Report: The main reason for most SSL certificate signing errors is software errors
A recent academic study found that software errors and misunderstandings of industry standards are the most common causes of most error-issued SSL certificates, accounting for up to 42% of all error events. The study, written by a team at the School of Informatics and Computing at Indiana University Bloomington, studied 379 instances of SSL certificate issuance errors and found more than 1,300 known incidents.
Researchers collected event data from public sources, such as Mozilla’s Bugzilla tracker and the online forum discussion forums for Firefox and Chrome security teams.

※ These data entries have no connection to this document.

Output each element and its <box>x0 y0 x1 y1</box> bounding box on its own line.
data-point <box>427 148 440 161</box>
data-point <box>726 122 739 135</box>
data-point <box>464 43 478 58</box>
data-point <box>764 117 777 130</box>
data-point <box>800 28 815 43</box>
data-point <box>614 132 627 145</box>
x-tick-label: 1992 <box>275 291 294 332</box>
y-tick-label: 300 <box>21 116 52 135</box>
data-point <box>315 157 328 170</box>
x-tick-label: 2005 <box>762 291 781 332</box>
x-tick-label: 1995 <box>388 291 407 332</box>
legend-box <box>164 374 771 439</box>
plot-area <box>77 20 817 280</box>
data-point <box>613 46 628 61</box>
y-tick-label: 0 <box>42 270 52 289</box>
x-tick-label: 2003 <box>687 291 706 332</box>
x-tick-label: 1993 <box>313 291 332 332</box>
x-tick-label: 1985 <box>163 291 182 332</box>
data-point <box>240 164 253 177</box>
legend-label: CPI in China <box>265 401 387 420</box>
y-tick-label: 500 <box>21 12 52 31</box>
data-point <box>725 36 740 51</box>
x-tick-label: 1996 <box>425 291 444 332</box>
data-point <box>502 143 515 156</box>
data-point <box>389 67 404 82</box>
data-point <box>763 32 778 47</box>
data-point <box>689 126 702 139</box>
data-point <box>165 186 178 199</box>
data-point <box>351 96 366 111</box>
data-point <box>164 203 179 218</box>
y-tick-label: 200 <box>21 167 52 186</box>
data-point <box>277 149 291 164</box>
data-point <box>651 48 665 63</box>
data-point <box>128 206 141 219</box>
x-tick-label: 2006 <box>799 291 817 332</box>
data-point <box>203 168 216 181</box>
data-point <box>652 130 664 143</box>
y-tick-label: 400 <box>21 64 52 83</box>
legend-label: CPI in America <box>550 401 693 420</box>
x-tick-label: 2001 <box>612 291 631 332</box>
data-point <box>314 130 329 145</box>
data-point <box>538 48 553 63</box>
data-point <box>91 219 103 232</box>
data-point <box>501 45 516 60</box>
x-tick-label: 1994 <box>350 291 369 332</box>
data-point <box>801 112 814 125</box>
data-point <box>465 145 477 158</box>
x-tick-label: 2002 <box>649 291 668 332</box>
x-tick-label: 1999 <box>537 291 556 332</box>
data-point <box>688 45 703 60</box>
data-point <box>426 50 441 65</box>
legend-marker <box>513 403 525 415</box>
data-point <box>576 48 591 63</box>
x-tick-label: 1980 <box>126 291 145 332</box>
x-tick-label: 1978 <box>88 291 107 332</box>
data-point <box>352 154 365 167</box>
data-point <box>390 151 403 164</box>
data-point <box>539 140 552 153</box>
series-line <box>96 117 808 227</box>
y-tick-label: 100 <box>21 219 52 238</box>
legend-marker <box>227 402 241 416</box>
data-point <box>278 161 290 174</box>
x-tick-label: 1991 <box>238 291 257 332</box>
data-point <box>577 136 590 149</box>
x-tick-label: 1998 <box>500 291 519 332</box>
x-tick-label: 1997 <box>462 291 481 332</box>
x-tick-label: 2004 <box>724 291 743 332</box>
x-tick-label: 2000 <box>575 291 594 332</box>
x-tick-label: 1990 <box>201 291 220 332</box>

The purpose of the study was to examine how certification authorities (CAs) comply with industry standards and the most common reasons behind SSL certificate issuance errors.
The research team came to the conclusion that most errors that issue SSL certificates are caused by software errors. Of the 379 cases they analyzed, 91 (24%) were caused by software errors in a software platform at CA, resulting in customers receiving incompatible SSL certificates.
The second most common reason is that CA misunderstood the CA/B Forum rules, or the CA did not know that the rules had changed, as was the case with 69 cases, accounting for 18% of all SSL certificate issue errors.
The malicious root CA caused the problem data to occupy third place. There are 52 SSL certificate issuing error cases (accounting for 14% of all analysis events). CA deliberately evil, destroying industry rules for profit, for example, they will give the middleman attacker sells the certificate.